Afgelopen woensdagochtend stond het teken van de uitzending van het programma Goedemorgen Nederland volledig in het teken van de Amerikaanse verkiezingen. Daar was onder andere Amerikakenner Diederik Brink te gast. Hij benoemde daarin dat bijna twee derde van de Amerikanen het recht op abortus steunt, echter staat de aanstaande president Donald Trump daar niet achter. Rijmt de uitspraak van Brink dan wel met de verkiezingsuitslag aangezien Trump met een flinke meerderheid gewonnen heeft?
Originele claim: https://npo.nl/start/serie/goedemorgen-nederland/seizoen-9_4/goedemorgen-nederland_9503/afspelen (26:50 – 27:33)
Oordeel: Waar
Achtergrond abortusrecht
Het onderwerp abortus zorgt al jarenlang voor uitgebreide discussies; iedereen heeft er wel een mening over en die is zeer uitgesproken. Veel mensen die geen standpunt innemen over abortus kom je namelijk niet vaak tegen. In 2022 laaide deze discussie nog meer op na de afschaffing van het landelijk recht op abortus, ook wel Roe v. Wade genoemd. Daarna mocht er per staat bepaald worden hoe zij dit recht zouden invullen. Dat leidde in veel staten tot een strengere wetgeving: zo is abortus in veertien staten, waaronder Alabama, Missouri en South Dakota volledig verboden. In Alabama is een abortus namelijk alleen toegestaan als het leven van de vrouw in gevaar is en kan de arts een gevangenisstraf van 10 tot 99 jaar riskeren. In South Dakota en Missouri is er zo’n zelfde wet, maar zijn de gevangenisstraffen iets milder. Ook Amerikakenner Kenneth Manusama kan dit bevestigen.
Referendum
Naast dat de Amerikanen afgelopen dinsdag konden stemmen voor presidentskandidaat, konden zij in tien staten ook stemmen op een referendum dat een andere soort wetgeving voor abortus voorstelde. Ook in South Dakota en Missouri was dit het geval. In South Dakota kon gestemd worden voor de legalisering van abortus tot twaalf weken, maar daarvoor werden niet genoeg stemmen behaald. In Missouri gebeurde dit wel; een abortus is daar nu tot 24 weken legaal.
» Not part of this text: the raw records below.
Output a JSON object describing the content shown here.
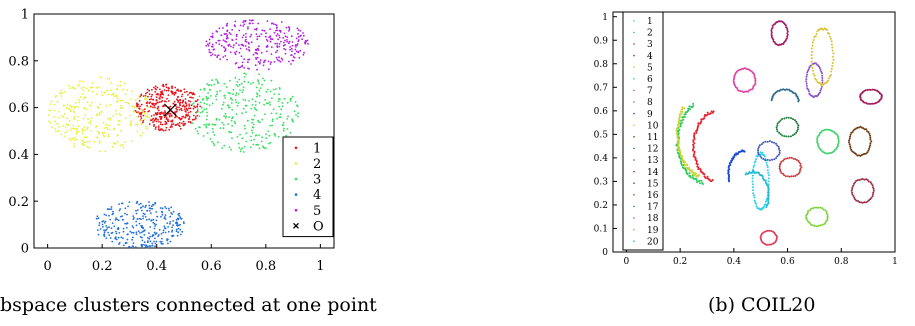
{
  "captions": {
    "left": "bspace clusters connected at one point",
    "right": "(b) COIL20"
  },
  "chart_data": [
    {
      "type": "scatter",
      "title": "",
      "xlabel": "",
      "ylabel": "",
      "xlim": [
        -0.05,
        1.05
      ],
      "ylim": [
        0,
        1
      ],
      "xticks": [
        0,
        0.2,
        0.4,
        0.6,
        0.8,
        1
      ],
      "xtick_labels": [
        "0",
        "0.2",
        "0.4",
        "0.6",
        "0.8",
        "1"
      ],
      "yticks": [
        0,
        0.2,
        0.4,
        0.6,
        0.8,
        1
      ],
      "ytick_labels": [
        "0",
        "0.2",
        "0.4",
        "0.6",
        "0.8",
        "1"
      ],
      "grid": false,
      "legend_position": "bottom-right",
      "series": [
        {
          "name": "1",
          "color": "#e8141c",
          "shape": "ellipse",
          "center": [
            0.44,
            0.6
          ],
          "spread": [
            0.12,
            0.1
          ],
          "count": 380
        },
        {
          "name": "2",
          "color": "#e6f03a",
          "shape": "ellipse",
          "center": [
            0.19,
            0.57
          ],
          "spread": [
            0.19,
            0.16
          ],
          "count": 300
        },
        {
          "name": "3",
          "color": "#30e05a",
          "shape": "ellipse",
          "center": [
            0.72,
            0.58
          ],
          "spread": [
            0.2,
            0.17
          ],
          "count": 300
        },
        {
          "name": "4",
          "color": "#1f6fe0",
          "shape": "ellipse",
          "center": [
            0.34,
            0.1
          ],
          "spread": [
            0.17,
            0.1
          ],
          "count": 300
        },
        {
          "name": "5",
          "color": "#b01ee6",
          "shape": "ellipse",
          "center": [
            0.77,
            0.87
          ],
          "spread": [
            0.19,
            0.11
          ],
          "count": 300
        },
        {
          "name": "O",
          "color": "#000000",
          "marker": "x",
          "points": [
            [
              0.45,
              0.59
            ]
          ]
        }
      ]
    },
    {
      "type": "scatter",
      "title": "",
      "xlabel": "",
      "ylabel": "",
      "xlim": [
        -0.05,
        1.0
      ],
      "ylim": [
        0,
        1.02
      ],
      "xticks": [
        0,
        0.2,
        0.4,
        0.6,
        0.8,
        1
      ],
      "xtick_labels": [
        "0",
        "0.2",
        "0.4",
        "0.6",
        "0.8",
        "1"
      ],
      "yticks": [
        0,
        0.1,
        0.2,
        0.3,
        0.4,
        0.5,
        0.6,
        0.7,
        0.8,
        0.9,
        1
      ],
      "ytick_labels": [
        "0",
        "0.1",
        "0.2",
        "0.3",
        "0.4",
        "0.5",
        "0.6",
        "0.7",
        "0.8",
        "0.9",
        "1"
      ],
      "grid": false,
      "legend_position": "left",
      "series": [
        {
          "name": "1",
          "color": "#2bd2e8",
          "shape": "ring",
          "center": [
            0.5,
            0.3
          ],
          "spread": [
            0.03,
            0.12
          ],
          "count": 60
        },
        {
          "name": "2",
          "color": "#27c95a",
          "shape": "arc",
          "center": [
            0.31,
            0.47
          ],
          "spread": [
            0.12,
            0.18
          ],
          "arc": [
            120,
            260
          ],
          "count": 80
        },
        {
          "name": "3",
          "color": "#e3202c",
          "shape": "arc",
          "center": [
            0.34,
            0.45
          ],
          "spread": [
            0.09,
            0.15
          ],
          "arc": [
            100,
            260
          ],
          "count": 70
        },
        {
          "name": "4",
          "color": "#a31f6a",
          "shape": "ring",
          "center": [
            0.57,
            0.93
          ],
          "spread": [
            0.03,
            0.05
          ],
          "count": 45
        },
        {
          "name": "5",
          "color": "#c8d430",
          "shape": "arc",
          "center": [
            0.29,
            0.5
          ],
          "spread": [
            0.1,
            0.18
          ],
          "arc": [
            140,
            260
          ],
          "count": 70
        },
        {
          "name": "6",
          "color": "#3fd46b",
          "shape": "ring",
          "center": [
            0.75,
            0.47
          ],
          "spread": [
            0.04,
            0.05
          ],
          "count": 45
        },
        {
          "name": "7",
          "color": "#e340a0",
          "shape": "ring",
          "center": [
            0.44,
            0.73
          ],
          "spread": [
            0.04,
            0.05
          ],
          "count": 45
        },
        {
          "name": "8",
          "color": "#8a52c8",
          "shape": "ring",
          "center": [
            0.7,
            0.73
          ],
          "spread": [
            0.03,
            0.07
          ],
          "count": 45
        },
        {
          "name": "9",
          "color": "#1c4bd6",
          "shape": "arc",
          "center": [
            0.44,
            0.33
          ],
          "spread": [
            0.06,
            0.1
          ],
          "arc": [
            90,
            200
          ],
          "count": 40
        },
        {
          "name": "10",
          "color": "#d8c228",
          "shape": "ring",
          "center": [
            0.73,
            0.83
          ],
          "spread": [
            0.04,
            0.12
          ],
          "count": 55
        },
        {
          "name": "11",
          "color": "#6e3a10",
          "shape": "ring",
          "center": [
            0.87,
            0.47
          ],
          "spread": [
            0.04,
            0.06
          ],
          "count": 45
        },
        {
          "name": "12",
          "color": "#1d7a3a",
          "shape": "ring",
          "center": [
            0.6,
            0.53
          ],
          "spread": [
            0.04,
            0.04
          ],
          "count": 30
        },
        {
          "name": "13",
          "color": "#3a55c0",
          "shape": "ring",
          "center": [
            0.53,
            0.43
          ],
          "spread": [
            0.04,
            0.04
          ],
          "count": 30
        },
        {
          "name": "14",
          "color": "#a3195b",
          "shape": "ring",
          "center": [
            0.91,
            0.66
          ],
          "spread": [
            0.04,
            0.03
          ],
          "count": 40
        },
        {
          "name": "15",
          "color": "#9a2e46",
          "shape": "ring",
          "center": [
            0.88,
            0.26
          ],
          "spread": [
            0.04,
            0.05
          ],
          "count": 40
        },
        {
          "name": "16",
          "color": "#c83a3a",
          "shape": "ring",
          "center": [
            0.61,
            0.36
          ],
          "spread": [
            0.04,
            0.04
          ],
          "count": 35
        },
        {
          "name": "17",
          "color": "#2e6a8e",
          "shape": "arc",
          "center": [
            0.59,
            0.64
          ],
          "spread": [
            0.05,
            0.05
          ],
          "arc": [
            0,
            180
          ],
          "count": 30
        },
        {
          "name": "18",
          "color": "#e23a58",
          "shape": "ring",
          "center": [
            0.53,
            0.06
          ],
          "spread": [
            0.03,
            0.03
          ],
          "count": 30
        },
        {
          "name": "19",
          "color": "#7ad23a",
          "shape": "ring",
          "center": [
            0.71,
            0.15
          ],
          "spread": [
            0.04,
            0.04
          ],
          "count": 35
        },
        {
          "name": "20",
          "color": "#21b8d0",
          "shape": "arc",
          "center": [
            0.47,
            0.24
          ],
          "spread": [
            0.06,
            0.1
          ],
          "arc": [
            -30,
            120
          ],
          "count": 40
        }
      ]
    }
  ]
}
Chris Nijhuis, docent politicologie aan de Radboud Universiteit, heeft in de staat Kansas iets soortgelijks gezien: “In een heel conservatieve staat als Kansas is een aantal jaar geleden ook voor een referendum gestemd waar het recht voor abortus werd vastgelegd.” Verder verwacht hij dat er een redelijk verschil zit tussen het percentage op Trump en het werkelijk aantal mensen dat voor abortus is. “In een staat als South Dakota zijn de verkiezingen eigenlijk helemaal niet competitief. Er ligt van tevoren vast dat Trump sowieso wint, dus je hebt kans dat mensen die eigenlijk wel voor abortus zijn, toch niet gaan stemmen omdat ze al weten dat Trump gaat winnen.”
Uitspraken van Trump
Na de afschaffing van Roe v. Wade is dus te zien dat het aantal voorstanders van abortus echt per staat verschilt. Met de presidentsverkiezing heeft dit echter niet zoveel te maken. Zo won Donald Trump dik in beide staten, maar de ene staat wijzigt de wet wel en de ander niet. Dat kan te maken hebben met de controversiële uitspraken die Trump in het verleden over abortus heeft gedaan; voordat hij de politiek inging beweerde hij namelijk pro-choice te zijn, maar toen hij eenmaal bij de Republikeinse partij aangesloten zat veranderde dit. Volgens Nijhuis is dit een politieke berekening van hem. “Hij dacht waarschijnlijk, als ik in de Republikeinse Partij een kans wil maken, dan moet ik anti-abortus zijn.” Abortus is voor Christenen, meestal conservatieven, een belangrijk thema, waardoor hun stem vaak naar een Republikein gaat.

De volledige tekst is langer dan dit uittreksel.